UK/EU treaty on Gib ‘complicated, but not impossible’
The legal framework underpinning a UK/EU treaty on Gibraltar will be “very complicated” but “should not be impossible” to agree, according to a senior European Commission official who was deputy to former Brexit negotiator Michel Barnier.
Clara Martinez Alberola, who is currently the acting head of the Commission’s Task Force for Relations with the UK, said it should be possible to negotiate a “special” agreement for Gibraltar, much as the EU and the UK adopted a “very creative” post-Brexit model for Northern Ireland.
Speaking to Spain’s Efe news agency, she said the Commission was currently preparing a negotiating mandate “without touching on sovereignty issues, without touching on security issues or anything like that”.
But she added “the legal formula is complicated, very complicated”, with the Commission guarding against creating any precedent that could complicate negotiations with other third countries.
The EU and the UK, along with Gibraltar, will negotiate a treaty in the coming weeks and months to give effect to the framework agreement announced on New Year’s Eve.

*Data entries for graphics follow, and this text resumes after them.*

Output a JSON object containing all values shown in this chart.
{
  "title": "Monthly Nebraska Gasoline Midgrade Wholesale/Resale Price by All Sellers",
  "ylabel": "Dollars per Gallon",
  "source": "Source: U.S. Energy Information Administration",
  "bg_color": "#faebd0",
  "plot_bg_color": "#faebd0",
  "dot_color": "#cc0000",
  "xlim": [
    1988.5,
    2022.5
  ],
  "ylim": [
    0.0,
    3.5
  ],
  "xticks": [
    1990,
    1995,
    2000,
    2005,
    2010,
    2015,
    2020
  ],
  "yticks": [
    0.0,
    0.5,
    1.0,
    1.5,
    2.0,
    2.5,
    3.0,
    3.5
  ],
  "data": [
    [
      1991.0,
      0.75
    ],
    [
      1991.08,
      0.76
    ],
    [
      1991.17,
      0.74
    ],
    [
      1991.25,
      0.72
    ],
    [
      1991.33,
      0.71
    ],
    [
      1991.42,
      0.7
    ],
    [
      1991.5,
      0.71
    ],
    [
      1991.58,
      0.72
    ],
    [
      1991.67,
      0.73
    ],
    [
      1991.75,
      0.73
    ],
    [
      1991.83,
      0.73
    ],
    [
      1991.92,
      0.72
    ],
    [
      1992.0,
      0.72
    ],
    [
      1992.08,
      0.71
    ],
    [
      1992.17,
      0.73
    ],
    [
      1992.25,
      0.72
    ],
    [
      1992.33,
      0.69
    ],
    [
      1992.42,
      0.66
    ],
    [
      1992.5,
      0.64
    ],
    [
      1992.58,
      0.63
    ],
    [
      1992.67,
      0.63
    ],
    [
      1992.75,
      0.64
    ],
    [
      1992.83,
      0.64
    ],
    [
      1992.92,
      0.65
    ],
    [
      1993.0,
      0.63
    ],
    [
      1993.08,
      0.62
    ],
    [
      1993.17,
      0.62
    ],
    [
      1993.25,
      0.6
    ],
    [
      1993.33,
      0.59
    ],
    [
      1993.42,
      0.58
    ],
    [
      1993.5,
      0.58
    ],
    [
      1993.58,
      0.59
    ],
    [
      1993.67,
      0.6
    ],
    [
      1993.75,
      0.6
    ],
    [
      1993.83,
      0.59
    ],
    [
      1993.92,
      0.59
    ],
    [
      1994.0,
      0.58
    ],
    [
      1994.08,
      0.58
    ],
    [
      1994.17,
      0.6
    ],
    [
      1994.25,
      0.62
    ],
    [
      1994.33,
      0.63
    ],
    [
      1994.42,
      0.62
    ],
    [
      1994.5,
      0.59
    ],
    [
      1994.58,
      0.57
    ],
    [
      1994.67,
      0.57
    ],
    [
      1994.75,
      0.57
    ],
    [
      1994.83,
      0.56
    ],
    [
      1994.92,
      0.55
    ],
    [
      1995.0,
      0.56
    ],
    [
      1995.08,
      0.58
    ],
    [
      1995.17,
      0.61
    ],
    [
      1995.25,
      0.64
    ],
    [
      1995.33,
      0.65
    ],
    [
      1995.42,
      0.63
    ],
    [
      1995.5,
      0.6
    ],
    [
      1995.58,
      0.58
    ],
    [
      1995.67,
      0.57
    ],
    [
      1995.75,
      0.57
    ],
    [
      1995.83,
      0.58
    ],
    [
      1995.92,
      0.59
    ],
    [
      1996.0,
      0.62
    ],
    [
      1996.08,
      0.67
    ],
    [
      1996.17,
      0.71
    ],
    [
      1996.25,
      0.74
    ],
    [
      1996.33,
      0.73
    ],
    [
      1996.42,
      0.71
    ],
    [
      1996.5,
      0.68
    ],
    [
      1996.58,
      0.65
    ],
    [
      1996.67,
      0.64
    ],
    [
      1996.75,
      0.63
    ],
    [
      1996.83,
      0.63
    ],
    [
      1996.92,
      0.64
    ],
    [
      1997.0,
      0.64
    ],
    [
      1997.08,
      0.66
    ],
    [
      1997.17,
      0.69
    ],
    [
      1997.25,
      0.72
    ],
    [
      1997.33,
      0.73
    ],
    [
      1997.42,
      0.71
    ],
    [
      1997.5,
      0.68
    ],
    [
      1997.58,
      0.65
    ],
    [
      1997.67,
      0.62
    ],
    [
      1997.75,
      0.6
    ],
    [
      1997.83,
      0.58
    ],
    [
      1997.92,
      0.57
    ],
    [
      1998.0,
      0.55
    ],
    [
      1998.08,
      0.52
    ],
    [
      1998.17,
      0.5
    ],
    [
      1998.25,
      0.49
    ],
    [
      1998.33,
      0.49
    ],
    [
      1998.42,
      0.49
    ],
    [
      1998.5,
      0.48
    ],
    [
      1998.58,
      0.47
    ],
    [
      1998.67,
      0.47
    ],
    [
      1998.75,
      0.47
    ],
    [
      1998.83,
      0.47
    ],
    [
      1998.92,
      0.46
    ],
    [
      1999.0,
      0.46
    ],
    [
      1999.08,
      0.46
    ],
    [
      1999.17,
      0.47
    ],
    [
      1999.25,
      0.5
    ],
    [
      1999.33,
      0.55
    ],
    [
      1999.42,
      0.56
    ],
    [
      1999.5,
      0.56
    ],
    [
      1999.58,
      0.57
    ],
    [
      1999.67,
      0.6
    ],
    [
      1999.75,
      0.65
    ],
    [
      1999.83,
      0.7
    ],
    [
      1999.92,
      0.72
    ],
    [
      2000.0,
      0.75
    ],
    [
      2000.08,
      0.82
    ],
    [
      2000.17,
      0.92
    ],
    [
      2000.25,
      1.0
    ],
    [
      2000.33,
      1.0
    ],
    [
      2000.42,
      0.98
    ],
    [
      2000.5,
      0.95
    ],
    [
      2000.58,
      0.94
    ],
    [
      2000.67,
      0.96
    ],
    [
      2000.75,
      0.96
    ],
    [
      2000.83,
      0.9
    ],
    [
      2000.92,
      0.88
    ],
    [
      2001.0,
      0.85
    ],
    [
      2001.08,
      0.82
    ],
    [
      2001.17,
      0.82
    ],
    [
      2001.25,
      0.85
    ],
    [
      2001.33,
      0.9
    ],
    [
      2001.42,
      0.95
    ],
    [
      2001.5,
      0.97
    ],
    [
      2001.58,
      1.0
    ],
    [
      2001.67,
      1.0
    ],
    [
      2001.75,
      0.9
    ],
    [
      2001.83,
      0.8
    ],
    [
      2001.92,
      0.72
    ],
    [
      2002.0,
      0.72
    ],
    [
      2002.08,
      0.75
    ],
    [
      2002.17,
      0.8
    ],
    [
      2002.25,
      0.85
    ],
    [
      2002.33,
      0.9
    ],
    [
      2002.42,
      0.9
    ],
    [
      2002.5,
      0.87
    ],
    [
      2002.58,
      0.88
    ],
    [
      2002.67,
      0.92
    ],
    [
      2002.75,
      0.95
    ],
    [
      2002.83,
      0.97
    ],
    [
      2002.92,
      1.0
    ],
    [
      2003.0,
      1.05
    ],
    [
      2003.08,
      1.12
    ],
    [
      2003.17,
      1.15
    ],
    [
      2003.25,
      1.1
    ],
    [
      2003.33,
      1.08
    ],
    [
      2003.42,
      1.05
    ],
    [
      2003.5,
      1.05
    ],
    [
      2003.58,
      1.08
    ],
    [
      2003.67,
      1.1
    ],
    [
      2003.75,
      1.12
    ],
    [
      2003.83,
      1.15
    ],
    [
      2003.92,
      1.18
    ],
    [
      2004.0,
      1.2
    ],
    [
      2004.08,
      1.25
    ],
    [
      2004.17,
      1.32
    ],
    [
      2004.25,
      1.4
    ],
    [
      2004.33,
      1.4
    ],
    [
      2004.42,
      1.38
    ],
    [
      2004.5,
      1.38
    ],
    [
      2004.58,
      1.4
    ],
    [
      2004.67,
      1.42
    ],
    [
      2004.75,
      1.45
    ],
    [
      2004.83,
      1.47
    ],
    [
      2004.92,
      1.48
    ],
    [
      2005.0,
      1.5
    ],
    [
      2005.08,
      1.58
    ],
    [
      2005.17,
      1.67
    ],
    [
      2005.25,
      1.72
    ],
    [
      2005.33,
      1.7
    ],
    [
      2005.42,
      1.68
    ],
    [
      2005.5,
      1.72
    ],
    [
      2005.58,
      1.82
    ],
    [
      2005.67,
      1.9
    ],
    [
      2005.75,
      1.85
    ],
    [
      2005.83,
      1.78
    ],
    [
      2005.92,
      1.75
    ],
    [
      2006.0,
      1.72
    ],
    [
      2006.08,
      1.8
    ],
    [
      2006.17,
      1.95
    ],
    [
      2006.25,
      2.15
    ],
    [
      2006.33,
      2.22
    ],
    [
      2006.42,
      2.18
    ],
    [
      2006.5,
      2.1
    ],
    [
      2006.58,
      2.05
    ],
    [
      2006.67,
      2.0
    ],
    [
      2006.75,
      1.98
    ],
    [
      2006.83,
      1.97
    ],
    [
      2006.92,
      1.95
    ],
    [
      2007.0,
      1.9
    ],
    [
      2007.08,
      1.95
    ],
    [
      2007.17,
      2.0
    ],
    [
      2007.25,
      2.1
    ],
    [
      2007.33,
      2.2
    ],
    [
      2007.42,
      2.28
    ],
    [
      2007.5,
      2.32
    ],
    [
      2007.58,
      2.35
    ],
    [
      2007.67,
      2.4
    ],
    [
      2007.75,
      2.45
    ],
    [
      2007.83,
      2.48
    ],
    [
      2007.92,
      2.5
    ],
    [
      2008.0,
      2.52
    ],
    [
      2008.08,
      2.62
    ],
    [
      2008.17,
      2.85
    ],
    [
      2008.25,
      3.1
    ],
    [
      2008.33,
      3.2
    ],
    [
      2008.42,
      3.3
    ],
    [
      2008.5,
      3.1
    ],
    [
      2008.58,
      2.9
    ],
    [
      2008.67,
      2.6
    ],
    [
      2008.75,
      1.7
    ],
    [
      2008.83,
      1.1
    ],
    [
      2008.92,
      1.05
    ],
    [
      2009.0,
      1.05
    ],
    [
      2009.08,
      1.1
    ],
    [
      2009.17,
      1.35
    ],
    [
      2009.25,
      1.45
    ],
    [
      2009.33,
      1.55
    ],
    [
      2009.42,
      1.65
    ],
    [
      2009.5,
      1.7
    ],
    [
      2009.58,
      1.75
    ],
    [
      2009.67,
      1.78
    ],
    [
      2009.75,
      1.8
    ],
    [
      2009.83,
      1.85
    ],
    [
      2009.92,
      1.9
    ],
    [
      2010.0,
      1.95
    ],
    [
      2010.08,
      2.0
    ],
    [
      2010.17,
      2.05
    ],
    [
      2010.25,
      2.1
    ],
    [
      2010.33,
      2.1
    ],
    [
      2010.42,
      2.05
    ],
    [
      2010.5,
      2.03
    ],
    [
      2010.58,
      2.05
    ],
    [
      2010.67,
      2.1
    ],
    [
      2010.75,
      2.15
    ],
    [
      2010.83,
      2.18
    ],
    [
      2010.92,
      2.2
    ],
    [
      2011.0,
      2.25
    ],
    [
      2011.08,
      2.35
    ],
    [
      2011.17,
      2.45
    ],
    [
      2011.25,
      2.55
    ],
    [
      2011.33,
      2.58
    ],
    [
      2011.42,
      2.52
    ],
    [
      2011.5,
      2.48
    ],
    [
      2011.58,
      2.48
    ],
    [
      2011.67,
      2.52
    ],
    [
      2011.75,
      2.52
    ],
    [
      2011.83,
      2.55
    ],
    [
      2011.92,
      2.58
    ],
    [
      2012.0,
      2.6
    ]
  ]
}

The framework agreement opens the door to a treaty that could see Gibraltar become part of the Schengen area, effectively suppressing immigration controls at the border. The Rock could potentially enter customs arrangements with the EU too.
The framework agreement envisages a four-year implementation period during which Spain would have responsibility for Schengen checks on the Rock, but Frontex officers would carry out the work on the ground.
What happens beyond those four years has proved controversial – the presence of Spanish officers in Gibraltar
is a red line for the Gibraltar Government – but remains an unanswered question.
Ms Martinez said there was “no interest” in prolonging the negotiations for the treaty which, other than the need for an “innovative” legal formula, would essentially “reproduce” the contents of the framework agreement.
And she made clear too that while the treaty was of fundamental importance to Gibraltar and the neighbouring Campo de Gibraltar, it was not a priority for the EU.
"Let's be clear, the rest of the European Union should not be concerned about Gibraltar..,” she told Efe.
“It is a very localised problem, very specific, very important for Spain and Gibraltarians, but without great economic or political effects for the rest of Europe.”